A GRAND Endeavor: Building the Future of Wireless Communication

by Allison Kleber

We live in a wireless society. Everything from business to government, from education to health to military defense, is increasingly reliant on wireless technologies which connect people and resources the world over. With the advent of 5G communications and the ever more ubiquitous Internet of Things (IoT), the invisible traffic across wireless networks will only increase exponentially … and with this increased traffic looms the inevitable threat of traffic jams. After all, there are only a finite number of “roads” available.

Professor Yazicigil

All wireless communication, from the simplest ham radio to the most sophisticated high-speed networks, operates within the electromagnetic spectrum; however, not all frequency bands within that spectrum are available for transmission.
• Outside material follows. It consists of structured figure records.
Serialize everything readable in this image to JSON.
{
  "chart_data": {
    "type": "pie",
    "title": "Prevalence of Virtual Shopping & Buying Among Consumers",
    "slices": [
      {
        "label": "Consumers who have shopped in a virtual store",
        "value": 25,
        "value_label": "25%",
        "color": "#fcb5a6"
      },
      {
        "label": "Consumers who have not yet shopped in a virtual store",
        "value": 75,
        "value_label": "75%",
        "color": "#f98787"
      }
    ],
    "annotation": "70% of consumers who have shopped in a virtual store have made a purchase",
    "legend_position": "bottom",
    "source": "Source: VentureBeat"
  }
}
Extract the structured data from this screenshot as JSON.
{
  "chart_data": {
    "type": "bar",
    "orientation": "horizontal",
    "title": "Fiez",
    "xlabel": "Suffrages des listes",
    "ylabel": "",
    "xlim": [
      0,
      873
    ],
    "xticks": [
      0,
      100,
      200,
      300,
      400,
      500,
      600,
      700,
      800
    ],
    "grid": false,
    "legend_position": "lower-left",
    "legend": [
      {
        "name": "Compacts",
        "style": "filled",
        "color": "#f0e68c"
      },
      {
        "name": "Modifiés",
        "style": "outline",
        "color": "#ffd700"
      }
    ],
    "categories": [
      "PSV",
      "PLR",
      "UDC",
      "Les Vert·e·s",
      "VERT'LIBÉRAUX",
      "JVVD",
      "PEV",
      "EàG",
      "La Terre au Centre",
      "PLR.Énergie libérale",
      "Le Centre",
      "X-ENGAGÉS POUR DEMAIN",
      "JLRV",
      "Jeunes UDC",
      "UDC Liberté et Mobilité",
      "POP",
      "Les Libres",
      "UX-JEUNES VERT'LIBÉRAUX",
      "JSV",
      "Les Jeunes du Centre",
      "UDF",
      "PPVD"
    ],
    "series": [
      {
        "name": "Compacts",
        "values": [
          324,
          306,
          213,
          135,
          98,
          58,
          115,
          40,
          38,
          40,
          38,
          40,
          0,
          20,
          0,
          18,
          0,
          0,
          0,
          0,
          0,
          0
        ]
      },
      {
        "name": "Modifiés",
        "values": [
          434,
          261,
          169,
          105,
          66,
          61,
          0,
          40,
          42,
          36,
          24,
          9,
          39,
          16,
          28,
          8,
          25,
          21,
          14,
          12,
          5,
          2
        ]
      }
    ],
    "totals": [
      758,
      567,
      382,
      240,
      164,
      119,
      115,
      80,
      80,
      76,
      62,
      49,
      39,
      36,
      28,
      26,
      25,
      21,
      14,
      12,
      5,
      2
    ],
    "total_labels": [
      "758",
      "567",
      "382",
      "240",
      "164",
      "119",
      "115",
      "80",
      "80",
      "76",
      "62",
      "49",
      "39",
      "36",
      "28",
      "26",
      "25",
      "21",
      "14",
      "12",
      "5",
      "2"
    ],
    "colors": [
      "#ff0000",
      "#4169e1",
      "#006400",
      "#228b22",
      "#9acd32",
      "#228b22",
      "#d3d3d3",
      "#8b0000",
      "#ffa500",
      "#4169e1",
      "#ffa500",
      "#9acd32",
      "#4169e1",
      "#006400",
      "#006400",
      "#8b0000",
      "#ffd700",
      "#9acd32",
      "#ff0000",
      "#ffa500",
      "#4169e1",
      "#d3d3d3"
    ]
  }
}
In other words, these frequencies are a finite resource, shared amongst seemingly infinite users, services and industries. This leads to the concept of “spectrum scarcity” – a challenge that must be overcome for the continued growth of wireless communications, the equitable sharing of this profoundly valuable resource, and the blood pressure of countless individual users who need their apps and devices to operate quickly and efficiently.

Fortunately, ECE Professors Rabia Yazicigil and David Starobinski, in collaboration with MIT Professor Muriel Médard, have a few ideas. Their new NSF-funded project, “SWIFT: Facilitating Spectrum Access by Noise Guessing,” is designed to circumvent spectrum scarcity, increase energy efficiency, improve security, and do it all using a method that can be applied universally to any coding scheme.

Current spectrum-sharing technologies utilize computationally complex techniques to coordinate users and repair distortion caused by noise and interference. These techniques often utilize specific code languages and dedicated decoding algorithms; they are energy-hungry and not scalable enough to meet the needs of our booming wireless future.

starobinski
Professor Starobinski

In order to accomplish their goals, therefore, the SWIFT team is completely rethinking the established protocols for preserving signal integrity. The centerpiece of their approach is GRAND, or Guessing Random Additive Noise Decoding, an algorithm invented by Professor Médard and Professor Ken Duffy of Maynooth University in Ireland, and which was first realized on a silicon chip by Professor Yazicigil earlier this year. GRAND is code-agnostic; by focusing on removing channel noise (using the titular “guessing” to predict its sequence), it is not limited to working with any particular codebook(s), but can be applied universally.

GRAND chip

Backed by a $725K grant from the NSF, the SWIFT team aims to move from largely theoretical findings to simulations and practical system implementation experiments, exploring new hardware-based security approaches, and continuing to design and perfect custom chips.

The grant includes support for outreach and educational initiatives, including the development of software-defined radio labs for undergraduate courses, organizing a “5G Day” event to engage K-12 students with STEM subjects, organizing interdisciplinary mini boot camps on wireless spectrum sensing and security, and establishing internships, research positions, and other opportunities for the increased participation of under-represented students in general, and undergraduate students in particular.

Led by a uniquely qualified interdisciplinary team, SWIFT intends to shape both the future of our essential global communications networks, and the researchers and engineers who will continue and expand on their work.